Рио-де-Жанейро, 1970
Мой двоюродный брат Жилберто Амаду, вернувшись из Европы, приглашает меня на ужин, чтобы передать письмо от советского юриста, вместе с которым заседает в Международном суде. Жилберто, мулат из штата Сержипи, высоко поднялся по служебной лестнице - был депутатом, сенатором, послом в Чили и в Финляндии. Он видный юрист и литератор с именем и вообще - заметное явление в жизни нашего бразильского общества. Где бы ни появился он, вокруг него всегда вьются почитатели и поклонники.

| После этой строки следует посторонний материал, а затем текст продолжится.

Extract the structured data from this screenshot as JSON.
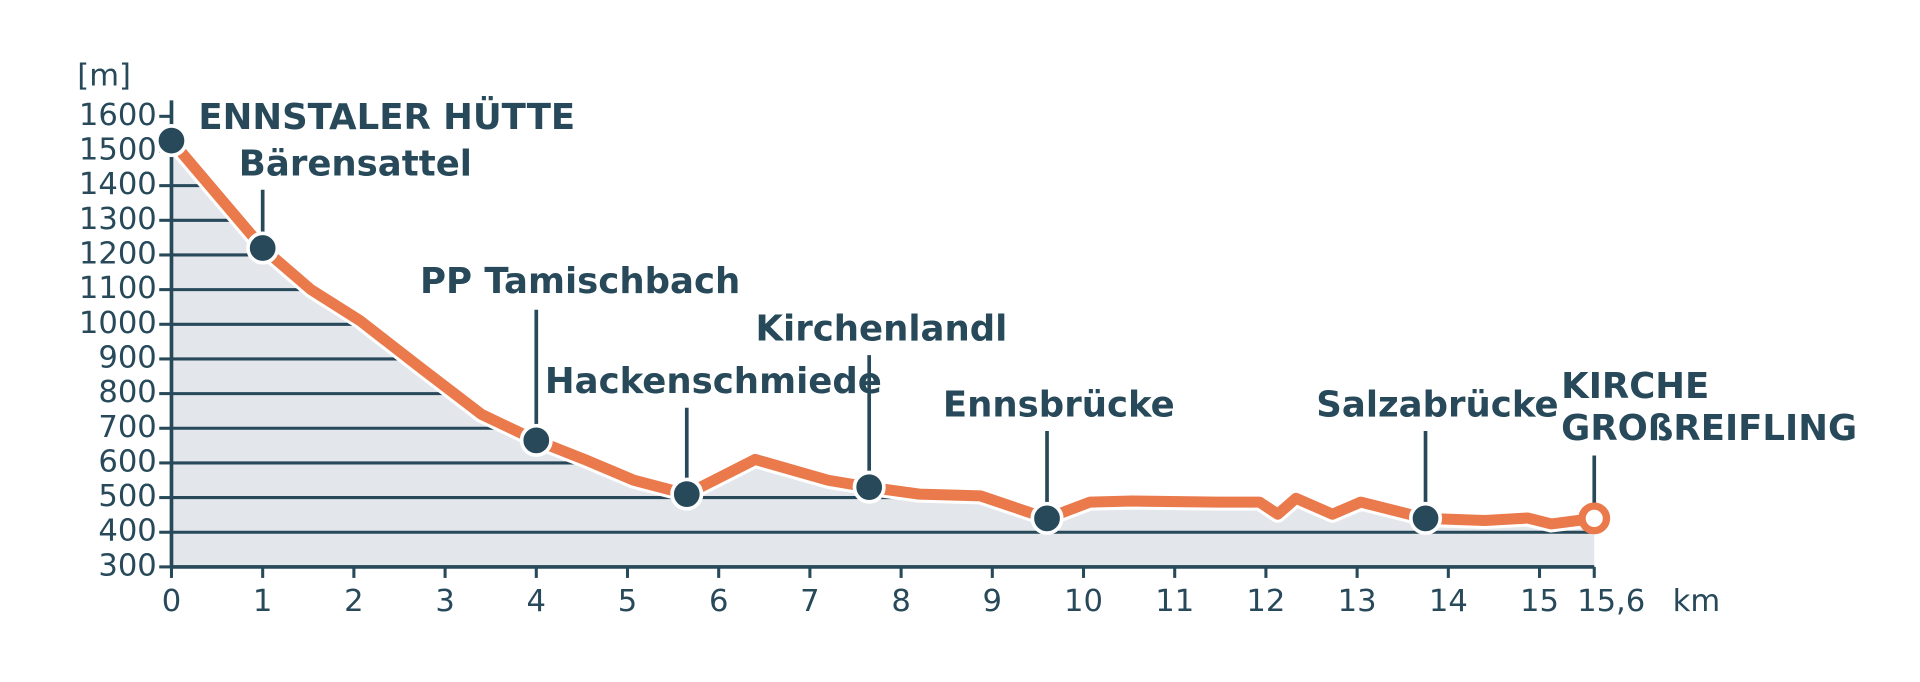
{
  "chart_data": {
    "type": "area",
    "y_label": "[m]",
    "x_label": "km",
    "x": [
      0,
      1,
      1.53,
      2.07,
      2.73,
      3.4,
      4,
      4.53,
      5.07,
      5.65,
      6.4,
      7.2,
      7.65,
      8.2,
      8.87,
      9.6,
      10.07,
      10.53,
      11.47,
      11.93,
      12.13,
      12.33,
      12.73,
      13.04,
      13.75,
      14.4,
      14.87,
      15.13,
      15.6
    ],
    "values": [
      1530,
      1220,
      1100,
      1010,
      875,
      740,
      665,
      610,
      550,
      510,
      610,
      550,
      530,
      510,
      505,
      440,
      487,
      490,
      487,
      487,
      452,
      498,
      452,
      487,
      440,
      434,
      441,
      424,
      440
    ],
    "color": "#ea7a4c",
    "fill": "#e3e6eb",
    "xlim": [
      0,
      15.6
    ],
    "ylim": [
      300,
      1600
    ],
    "xticks": [
      0,
      1,
      2,
      3,
      4,
      5,
      6,
      7,
      8,
      9,
      10,
      11,
      12,
      13,
      14,
      15,
      {
        "value": 15.6,
        "label": "15,6"
      }
    ],
    "yticks": [
      300,
      400,
      500,
      600,
      700,
      800,
      900,
      1000,
      1100,
      1200,
      1300,
      1400,
      1500,
      1600
    ],
    "grid": true,
    "waypoints": [
      {
        "label_lines": [
          "ENNSTALER HÜTTE"
        ],
        "x": 0,
        "y": 1530
      },
      {
        "label_lines": [
          "Bärensattel"
        ],
        "x": 1,
        "y": 1220
      },
      {
        "label_lines": [
          "PP Tamischbach"
        ],
        "x": 4,
        "y": 665
      },
      {
        "label_lines": [
          "Hackenschmiede"
        ],
        "x": 5.65,
        "y": 510
      },
      {
        "label_lines": [
          "Kirchenlandl"
        ],
        "x": 7.65,
        "y": 530
      },
      {
        "label_lines": [
          "Ennsbrücke"
        ],
        "x": 9.6,
        "y": 440
      },
      {
        "label_lines": [
          "Salzabrücke"
        ],
        "x": 13.75,
        "y": 440
      },
      {
        "label_lines": [
          "KIRCHE",
          "GROßREIFLING"
        ],
        "x": 15.6,
        "y": 440
      }
    ]
  }
}
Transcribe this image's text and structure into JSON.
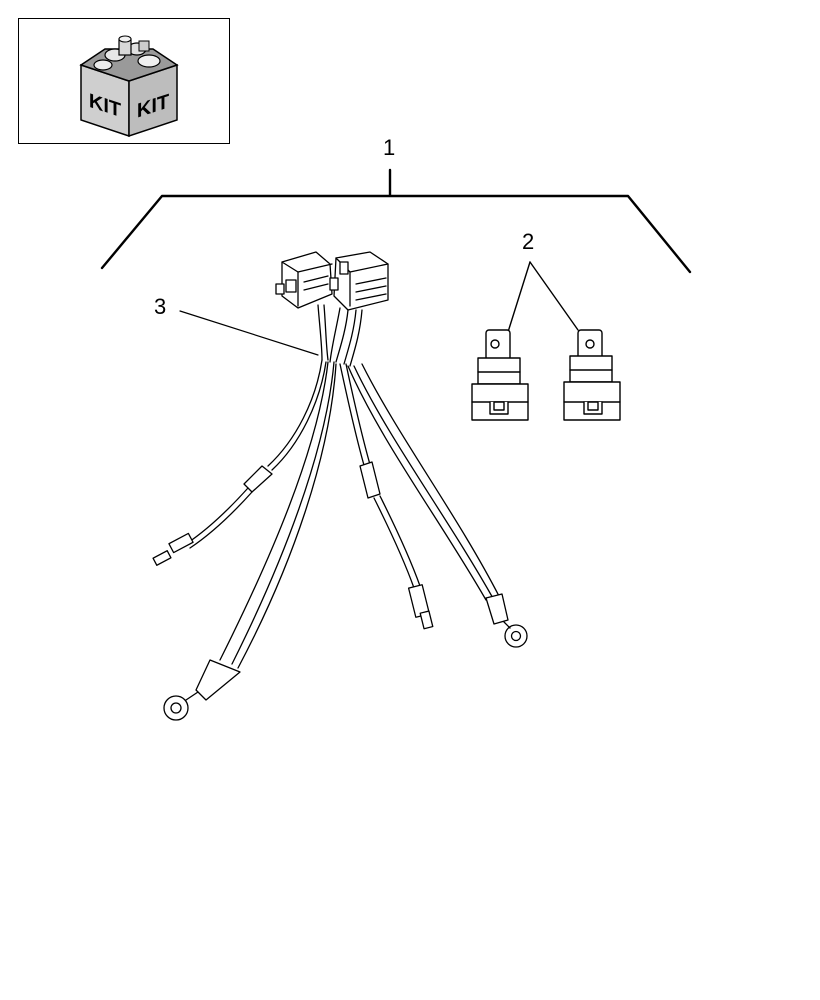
{
  "kit_icon": {
    "face_left_label": "KIT",
    "face_right_label": "KIT",
    "icon_name": "kit-box-icon"
  },
  "callouts": {
    "assembly": "1",
    "relays": "2",
    "harness": "3"
  },
  "parts": {
    "relay_count": 2,
    "connector_count": 2
  }
}
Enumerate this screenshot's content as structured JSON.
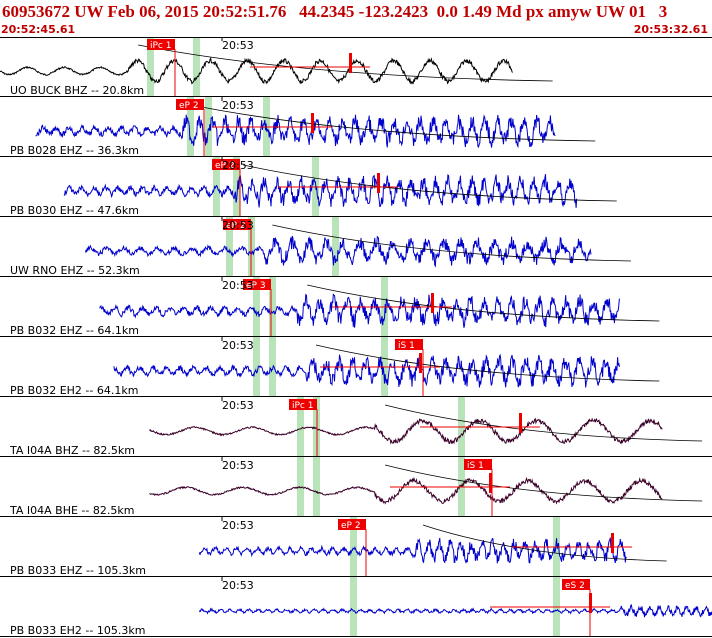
{
  "header": {
    "title": "60953672 UW Feb 06, 2015 20:52:51.76   44.2345 -123.2423  0.0 1.49 Md px amyw UW 01   3",
    "start_time": "20:52:45.61",
    "end_time": "20:53:32.61"
  },
  "time_tick_label": "20:53",
  "colors": {
    "pick_box": "#ee0000",
    "pick_text": "#ffffff",
    "window": "#b9e3b9",
    "trace_blue": "#0000cc",
    "trace_black": "#000000",
    "trace_purple": "#3a0028",
    "coda": "#ee0000"
  },
  "panels": [
    {
      "label": "UO BUCK BHZ -- 20.8km",
      "pick": "iPc 1",
      "color": "black",
      "start": 0.0,
      "end": 0.72,
      "amp": 0.55,
      "freq": 14,
      "onset": 0.25
    },
    {
      "label": "PB B028 EHZ -- 36.3km",
      "pick": "eP 2",
      "color": "blue",
      "start": 0.05,
      "end": 0.78,
      "amp": 0.5,
      "freq": 40,
      "onset": 0.28
    },
    {
      "label": "PB B030 EHZ -- 47.6km",
      "pick": "eP 2",
      "color": "blue",
      "start": 0.09,
      "end": 0.81,
      "amp": 0.5,
      "freq": 42,
      "onset": 0.33
    },
    {
      "label": "UW RNO EHZ -- 52.3km",
      "pick": "eP 2",
      "color": "blue",
      "start": 0.12,
      "end": 0.83,
      "amp": 0.45,
      "freq": 30,
      "onset": 0.35
    },
    {
      "label": "PB B032 EHZ -- 64.1km",
      "pick": "eP 3",
      "color": "blue",
      "start": 0.14,
      "end": 0.87,
      "amp": 0.5,
      "freq": 38,
      "onset": 0.38
    },
    {
      "label": "PB B032 EH2 -- 64.1km",
      "pick": "iS 1",
      "color": "blue",
      "start": 0.16,
      "end": 0.87,
      "amp": 0.5,
      "freq": 38,
      "onset": 0.38
    },
    {
      "label": "TA I04A BHZ -- 82.5km",
      "pick": "iPc 1",
      "color": "purple",
      "start": 0.21,
      "end": 0.93,
      "amp": 0.55,
      "freq": 9,
      "onset": 0.44
    },
    {
      "label": "TA I04A BHE -- 82.5km",
      "pick": "iS 1",
      "color": "purple",
      "start": 0.21,
      "end": 0.93,
      "amp": 0.55,
      "freq": 9,
      "onset": 0.44
    },
    {
      "label": "PB B033 EHZ -- 105.3km",
      "pick": "eP 2",
      "color": "blue",
      "start": 0.28,
      "end": 0.88,
      "amp": 0.4,
      "freq": 40,
      "onset": 0.5
    },
    {
      "label": "PB B033 EH2 -- 105.3km",
      "pick": "eS 2",
      "color": "blue",
      "start": 0.28,
      "end": 1.0,
      "amp": 0.2,
      "freq": 55,
      "onset": 0.82
    }
  ]
}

Пока не собрались другие гости, Жилберто ведет меня в свой кабинет, разворачивает на письменном столе бесценную диковину, полученную в подарок в Амстердаме, - это начерченная на старинном пергаменте карта, относящаяся ко временам победы над голландцами, когда окончательно провалилась их попытка колонизовать наш Северо-Запад. На карте показаны те места в штатах Пернамбуко, Алагоас, Сержипи, Баия, в которых осели голландцы, не пожелавшие покидать Бразилию. И вот там, в Сержипи, а точнее в Эстансии, расположены земли нашего с Жилберто деда - полковника Жамеса Амаду. Кузен показывает пальцем и восклицает, дивясь и ликуя от неожиданного открытия:
- Мы с тобой голландцы!
- Ну да? - удивляюсь я и тотчас изъясняю свои сомнения: - Не забудь, что в свите принца Нассау прибыли в эту голландскую колонию и евреи, бежавшие от инквизиции из Испании и Португалии и получившие приют в веротерпимых Нидерландах. Принц привез их в Бразилию, многие тут остались. Не забудь, кроме того, что людей по фамилии Амаду в изобилии и на Пиренеях, и на Ближнем Востоке. Как знать, может, и наши предки, эти самые Амаду из Эстансии, были иудеи-сефарды? Голландцы ли, евреи - хорошие были люди.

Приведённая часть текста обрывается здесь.